Tuesday, 1 April 2014
It feels very surprising to finish a quilt with an almost 2 week old in the house. And something in me feels cautious sharing it here. Like we're breaking all the rules of chaotic life with a newborn. Like I'd be communicating that we're breezing through and I'm a total pro at this mother-of-three thing.
A few weeks ago, I was telling Tim that I felt like I was living as if I had 2 weeks left to live. That everything would end (and also begin) when the baby came. Life as we knew it, my self as I knew her. But in reality, I'm getting just as much sleep as when I was heavily pregnant, I'm thriving in the cooler Autumn temperatures, and my mum, sensing that I was getting twitchy after my fairly sedentary caesar recovery, has been pushing me back to the sewing machine.
"Sew! I'm only here this week! Make the most of it! Here, let me take the kids for a walk." Isn't she wonderful?
So while she's looked after the washing and the kids, I have spent the last few days feeding, snuggling, and stitching. I'm not sure what I'm going to do next week. But it's been a lovely reminder that life has not ended. It has in fact, continued, and I am still me, still needing to make space for colour and solitude when I can, in order to breathe.
I've had this quilt-as-you-go quilt top sewn up for a while, made from squares generously sent to me from all over, when I put out the request about a year ago after my friends' house burned down. My friend Jodi and I sewed the squares together in bigger squares of four, basted them to scrap wadding, quilted them, trimmed them and arranged them into this light-to-dark composition. It took forever. But it was a great way to have 2 people make a quilt. And Jodi is a great person to make a quilt with.
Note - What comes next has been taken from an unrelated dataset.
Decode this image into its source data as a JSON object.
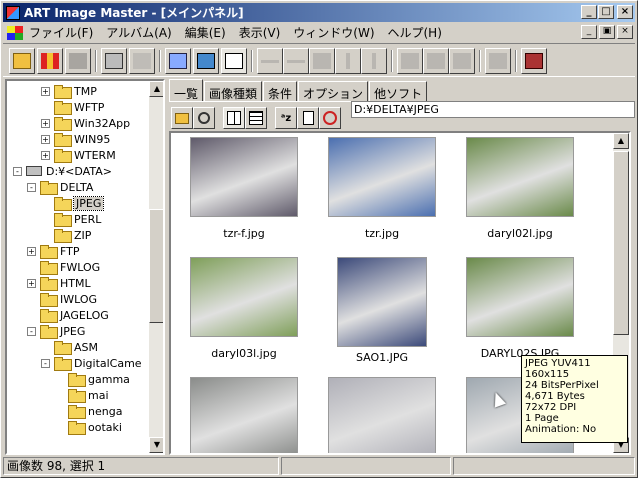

And isn't it beautiful? Such a vast array of prints, styles, colours. All brought together so wonderfully (if we do say so!). I'm so thankful for a generous international community that is quick to jump in and participate. Thank you. I was truly humbled.
The venture was much more what you'd expect of an outing with a newborn. Fussy baby, excited children, local fish and chip shop closed much earlier than we got there. See? Not winning at everything. But we are having fun, mostly. And the colourful quilt and sunset over the city make up for the rest.